The chapter introduces the student to the need for and the processes of amending the constitution of India. The chapter provides in-depth details about how the constitution can be changed and also about the special majority and Parliamentary democracy. We also highlight a landmark dispute named Kesavananda Bharati Case and its outcomes.

Why should the constitutions be amended?

It is not rare for countries to modify their constitutions in reaction to changing circumstances, shifting social ideologies, or even political upheavals.

The Soviet Union had four constitutions in its life of 74 years. After the disintegration of the Soviet federation in 1991, the newly formed Russian Federation adopted a new constitution in 1993

The Indian Constitution - A living document

The Constitution of India was adopted on 26 November 1949. Its implementation formally started on 26 January 1950. The constitution was questioned many times for its viability but the makers of our constitution had framed a very robust Constitution; its basic framework is very much suited to our country even today.

The Constitution makers were very farsighted and provided many solutions for future situations.

How does the same constitution continue to serve India?

Our Constitution accepts the necessity of modifications according to changing needs of society. In the actual working of the Constitution, there has been enough flexibility of interpretations. The political practice and judicial rulings have shown maturity and flexibility in implementing the constitution.

The above factors have made our Constitution a living document rather than a closed and static rulebook.

Why should the constitution be modifiable?

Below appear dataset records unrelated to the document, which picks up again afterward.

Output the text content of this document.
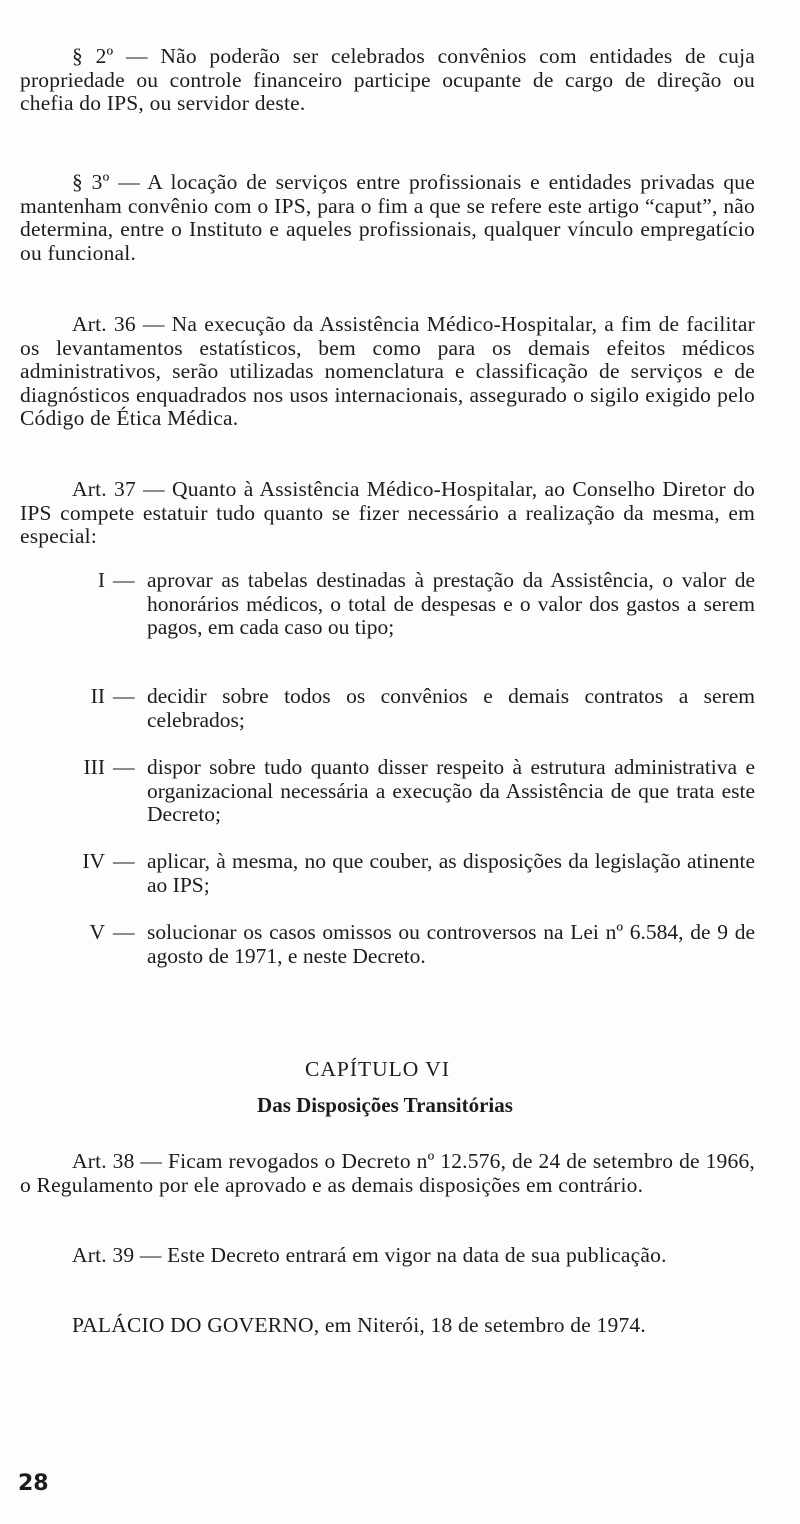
§ 2º — Não poderão ser celebrados convênios com entidades de cuja propriedade ou controle financeiro participe ocupante de cargo de direção ou chefia do IPS, ou servidor deste.

§ 3º — A locação de serviços entre profissionais e entidades privadas que mantenham convênio com o IPS, para o fim a que se refere este artigo “caput”, não determina, entre o Instituto e aqueles profissionais, qualquer vínculo empregatício ou funcional.

Art. 36 — Na execução da Assistência Médico-Hospitalar, a fim de facilitar os levantamentos estatísticos, bem como para os demais efeitos médicos administrativos, serão utilizadas nomenclatura e classificação de serviços e de diagnósticos enquadrados nos usos internacionais, assegurado o sigilo exigido pelo Código de Ética Médica.

Art. 37 — Quanto à Assistência Médico-Hospitalar, ao Conselho Diretor do IPS compete estatuir tudo quanto se fizer necessário a realização da mesma, em especial:

I — aprovar as tabelas destinadas à prestação da Assistência, o valor de honorários médicos, o total de despesas e o valor dos gastos a serem pagos, em cada caso ou tipo;
II — decidir sobre todos os convênios e demais contratos a serem celebrados;
III — dispor sobre tudo quanto disser respeito à estrutura administrativa e organizacional necessária a execução da Assistência de que trata este Decreto;
IV — aplicar, à mesma, no que couber, as disposições da legislação atinente ao IPS;
V — solucionar os casos omissos ou controversos na Lei nº 6.584, de 9 de agosto de 1971, e neste Decreto.
CAPÍTULO VI
Das Disposições Transitórias

Art. 38 — Ficam revogados o Decreto nº 12.576, de 24 de setembro de 1966, o Regulamento por ele aprovado e as demais disposições em contrário.

Art. 39 — Este Decreto entrará em vigor na data de sua publicação.

PALÁCIO DO GOVERNO, em Niterói, 18 de setembro de 1974.

28
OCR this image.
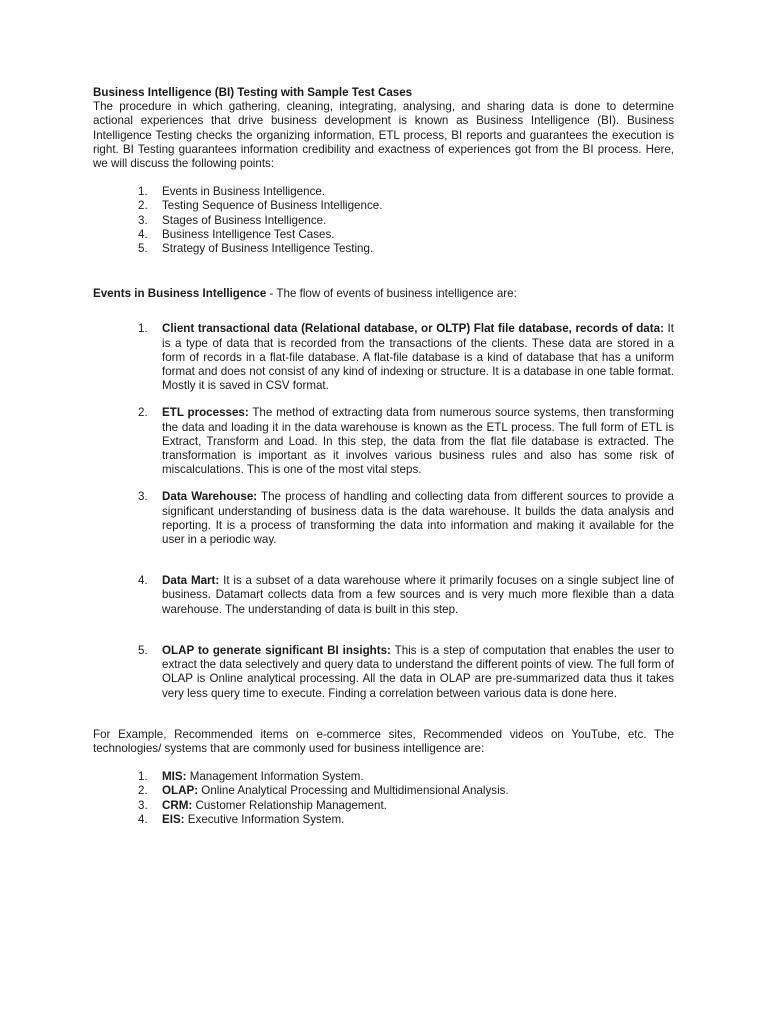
Business Intelligence (BI) Testing with Sample Test Cases

The procedure in which gathering, cleaning, integrating, analysing, and sharing data is done to determine actional experiences that drive business development is known as Business Intelligence (BI). Business Intelligence Testing checks the organizing information, ETL process, BI reports and guarantees the execution is right. BI Testing guarantees information credibility and exactness of experiences got from the BI process. Here, we will discuss the following points:

1.	Events in Business Intelligence.
2.	Testing Sequence of Business Intelligence.
3.	Stages of Business Intelligence.
4.	Business Intelligence Test Cases.
5.	Strategy of Business Intelligence Testing.

Events in Business Intelligence - The flow of events of business intelligence are:

1.	Client transactional data (Relational database, or OLTP) Flat file database, records of data: It is a type of data that is recorded from the transactions of the clients. These data are stored in a form of records in a flat-file database. A flat-file database is a kind of database that has a uniform format and does not consist of any kind of indexing or structure. It is a database in one table format. Mostly it is saved in CSV format.
2.	ETL processes: The method of extracting data from numerous source systems, then transforming the data and loading it in the data warehouse is known as the ETL process. The full form of ETL is Extract, Transform and Load. In this step, the data from the flat file database is extracted. The transformation is important as it involves various business rules and also has some risk of miscalculations. This is one of the most vital steps.
3.	Data Warehouse: The process of handling and collecting data from different sources to provide a significant understanding of business data is the data warehouse. It builds the data analysis and reporting. It is a process of transforming the data into information and making it available for the user in a periodic way.
4.	Data Mart: It is a subset of a data warehouse where it primarily focuses on a single subject line of business. Datamart collects data from a few sources and is very much more flexible than a data warehouse. The understanding of data is built in this step.
5.	OLAP to generate significant BI insights: This is a step of computation that enables the user to extract the data selectively and query data to understand the different points of view. The full form of OLAP is Online analytical processing. All the data in OLAP are pre-summarized data thus it takes very less query time to execute. Finding a correlation between various data is done here.

For Example, Recommended items on e-commerce sites, Recommended videos on YouTube, etc. The technologies/ systems that are commonly used for business intelligence are:

1.	MIS: Management Information System.
2.	OLAP: Online Analytical Processing and Multidimensional Analysis.
3.	CRM: Customer Relationship Management.
4.	EIS: Executive Information System.
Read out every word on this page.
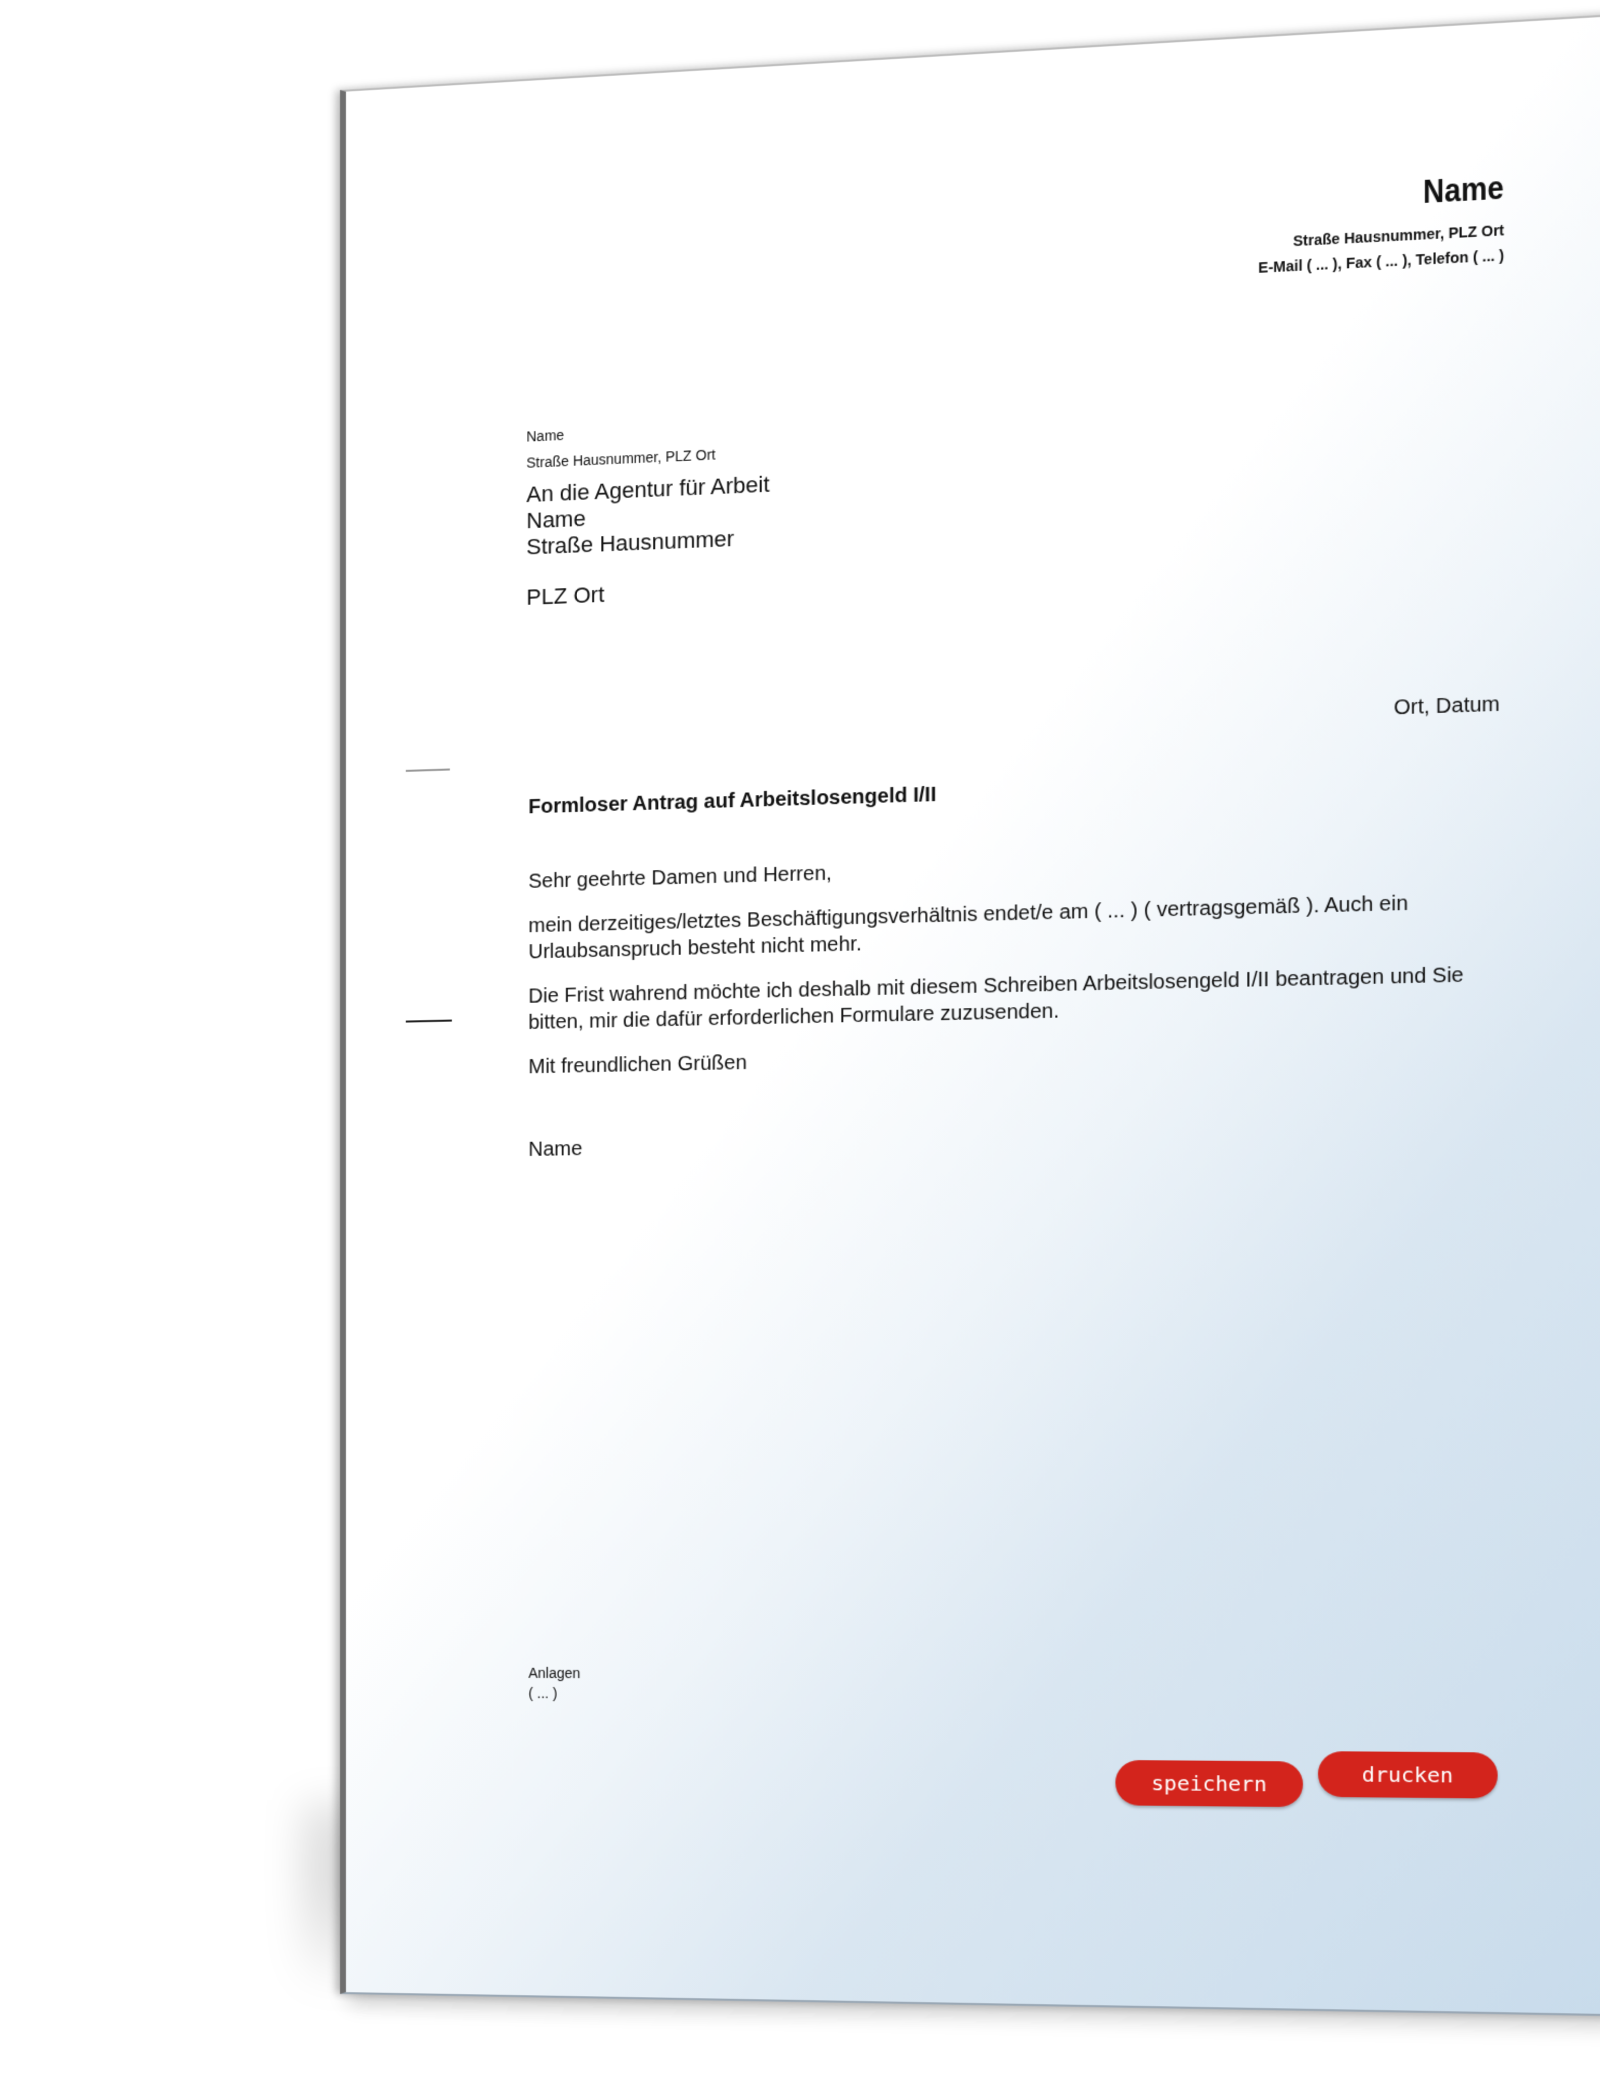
Name
Straße Hausnummer, PLZ Ort
E-Mail ( ... ), Fax ( ... ), Telefon ( ... )
Name
Straße Hausnummer, PLZ Ort
An die Agentur für Arbeit
Name
Straße Hausnummer
PLZ Ort
Ort, Datum
Formloser Antrag auf Arbeitslosengeld I/II

Sehr geehrte Damen und Herren,

mein derzeitiges/letztes Beschäftigungsverhältnis endet/e am ( ... ) ( vertragsgemäß ). Auch ein Urlaubsanspruch besteht nicht mehr.

Die Frist wahrend möchte ich deshalb mit diesem Schreiben Arbeitslosengeld I/II beantragen und Sie bitten, mir die dafür erforderlichen Formulare zuzusenden.

Mit freundlichen Grüßen

Name
Anlagen
( ... )
speichern	drucken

The provisions of the constitution would naturally reflect efforts to tackle the problems that the society is facing at the time of the making the constitution. The constitution must be a document that provides the framework of the government for the future as well. It has to be able to respond to the challenges that may arise in the future.

The constitution will always have something that is contemporary and something that has more durable importance:

  • A constitution is not a frozen and unalterable document, the constitution is a framework for the democratic governance of the society.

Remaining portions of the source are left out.